Au-delà de la crise de la COVID-19, Pékin semble aussi vouloir réduire sa dépendance au monde, signe que sa fermeture pourrait durer. « Beaucoup de gens en Chine s’inquiètent de voir qu’on entre peut-être de nouveau dans une période d’isolement », comme c’était le cas avant son ouverture au commerce mondial à la fin des années 1970, note Jean-Philippe Béja.

Difficile de savoir ce qui se joue en coulisses du Parti communiste chinois, l’une des plus grandes formations politiques au monde (96,7 millions de membres), marquée par une forte opacité.

Dirigeant à vie ?

Depuis des semaines, médias et experts se lancent en conjectures sur la future composition du Comité permanent, ce groupe de sept ou neuf personnalités au plus haut sommet du pouvoir.
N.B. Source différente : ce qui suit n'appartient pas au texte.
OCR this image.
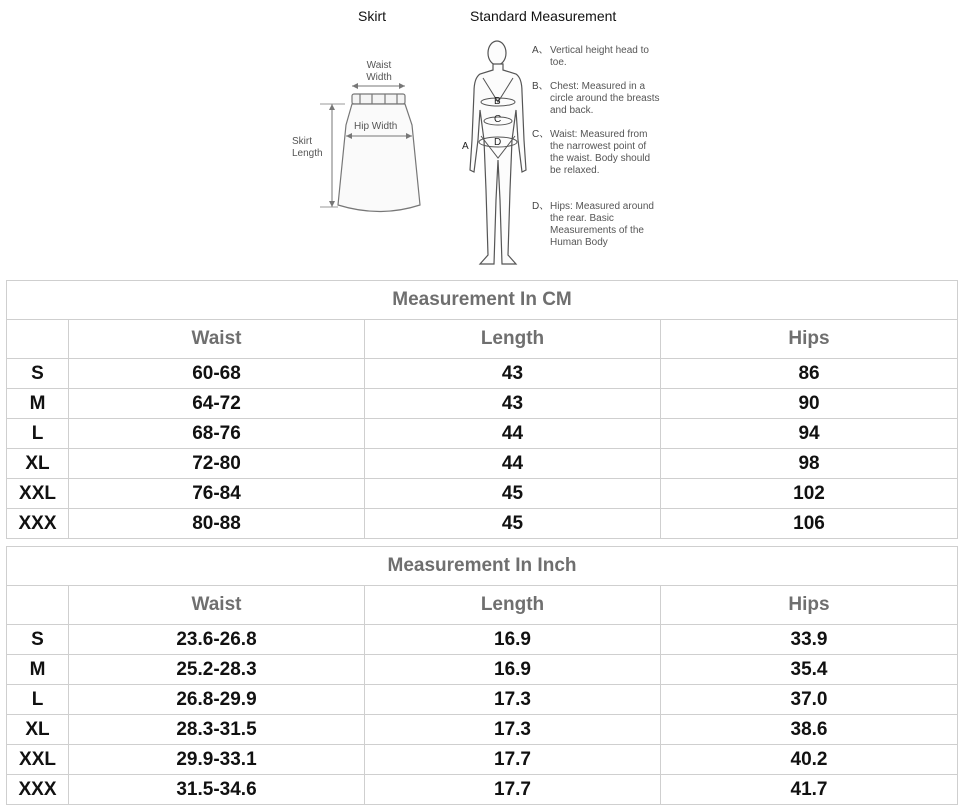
Skirt	Standard Measurement
Waist Width
Hip Width
Skirt Length
A
B
C
D
A、 Vertical height head to toe.
B、 Chest: Measured in a circle around the breasts and back.
C、 Waist: Measured from the narrowest point of the waist. Body should be relaxed.
D、 Hips: Measured around the rear. Basic Measurements of the Human Body
Measurement In CM			
	Waist	Length	Hips
S	60-68	43	86
M	64-72	43	90
L	68-76	44	94
XL	72-80	44	98
XXL	76-84	45	102
XXX	80-88	45	106
Measurement In Inch			
	Waist	Length	Hips
S	23.6-26.8	16.9	33.9
M	25.2-28.3	16.9	35.4
L	26.8-29.9	17.3	37.0
XL	28.3-31.5	17.3	38.6
XXL	29.9-33.1	17.7	40.2
XXX	31.5-34.6	17.7	41.7
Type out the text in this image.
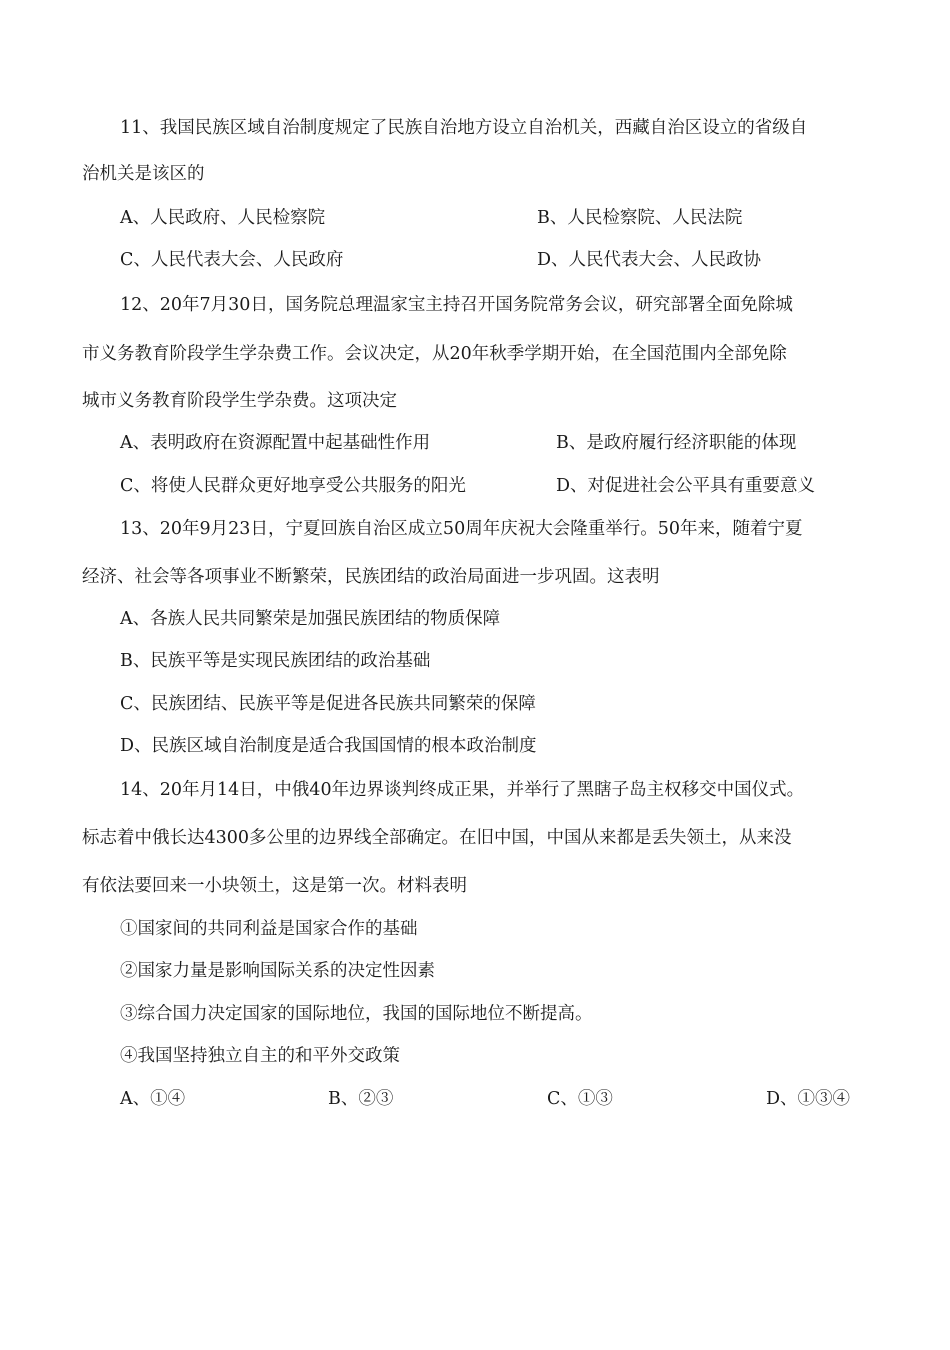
11、我国民族区域自治制度规定了民族自治地方设立自治机关，西藏自治区设立的省级自
治机关是该区的
A、人民政府、人民检察院	B、人民检察院、人民法院
C、人民代表大会、人民政府	D、人民代表大会、人民政协
12、20年7月30日，国务院总理温家宝主持召开国务院常务会议，研究部署全面免除城
市义务教育阶段学生学杂费工作。会议决定，从20年秋季学期开始，在全国范围内全部免除
城市义务教育阶段学生学杂费。这项决定
A、表明政府在资源配置中起基础性作用	B、是政府履行经济职能的体现
C、将使人民群众更好地享受公共服务的阳光	D、对促进社会公平具有重要意义
13、20年9月23日，宁夏回族自治区成立50周年庆祝大会隆重举行。50年来，随着宁夏
经济、社会等各项事业不断繁荣，民族团结的政治局面进一步巩固。这表明
A、各族人民共同繁荣是加强民族团结的物质保障
B、民族平等是实现民族团结的政治基础
C、民族团结、民族平等是促进各民族共同繁荣的保障
D、民族区域自治制度是适合我国国情的根本政治制度
14、20年月14日，中俄40年边界谈判终成正果，并举行了黑瞎子岛主权移交中国仪式。
标志着中俄长达4300多公里的边界线全部确定。在旧中国，中国从来都是丢失领土，从来没
有依法要回来一小块领土，这是第一次。材料表明
①国家间的共同利益是国家合作的基础
②国家力量是影响国际关系的决定性因素
③综合国力决定国家的国际地位，我国的国际地位不断提高。
④我国坚持独立自主的和平外交政策
A、①④	B、②③	C、①③	D、①③④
Sa nouvelle composition sera dévoilée face aux caméras un jour après la fin du congrès – une date qui ne sera connue que samedi –, son secrétaire général Xi Jinping devant ensuite être confirmé comme président du pays lors de la réunion annuelle de l’Assemblée nationale prévue en mars prochain.

Mais part-il pour une nouvelle période de cinq ans, ou plus ? « L’incertitude est totale », estime le chercheur Jean-Pierre Cabestan, basé à Hong Kong et associé au cercle de réflexion français Asia Centre.

« Vu la promotion de sa pensée, la restauration du culte de la personnalité, l’importance de son pouvoir au cœur de la direction du parti, cela va plutôt dans le sens de quelqu’un qui va rester longtemps au pouvoir, peut-être à vie », souligne-t-il.

Le choix de son entourage au plus haut niveau du parti sera crucial, prévient Steve Tsang, directeur de l’Institut SOAS China, à Londres.

« Xi prendra soin d’envoyer un message clair : aucune personne promue au Comité permanent ne sera un successeur au 21e Congrès » en 2027, juge M. Tsang.

Pour les militants des droits de l’homme, qui dénoncent une répression féroce en dix ans de règne, c’est évidemment une mauvaise nouvelle.

« Le troisième mandat du président Xi, qui crée un précédent, est de mauvais augure pour les droits de l’homme en Chine et dans le monde », déplore la chercheuse Yaqiu Wang, de l’ONG Human Rights Watch.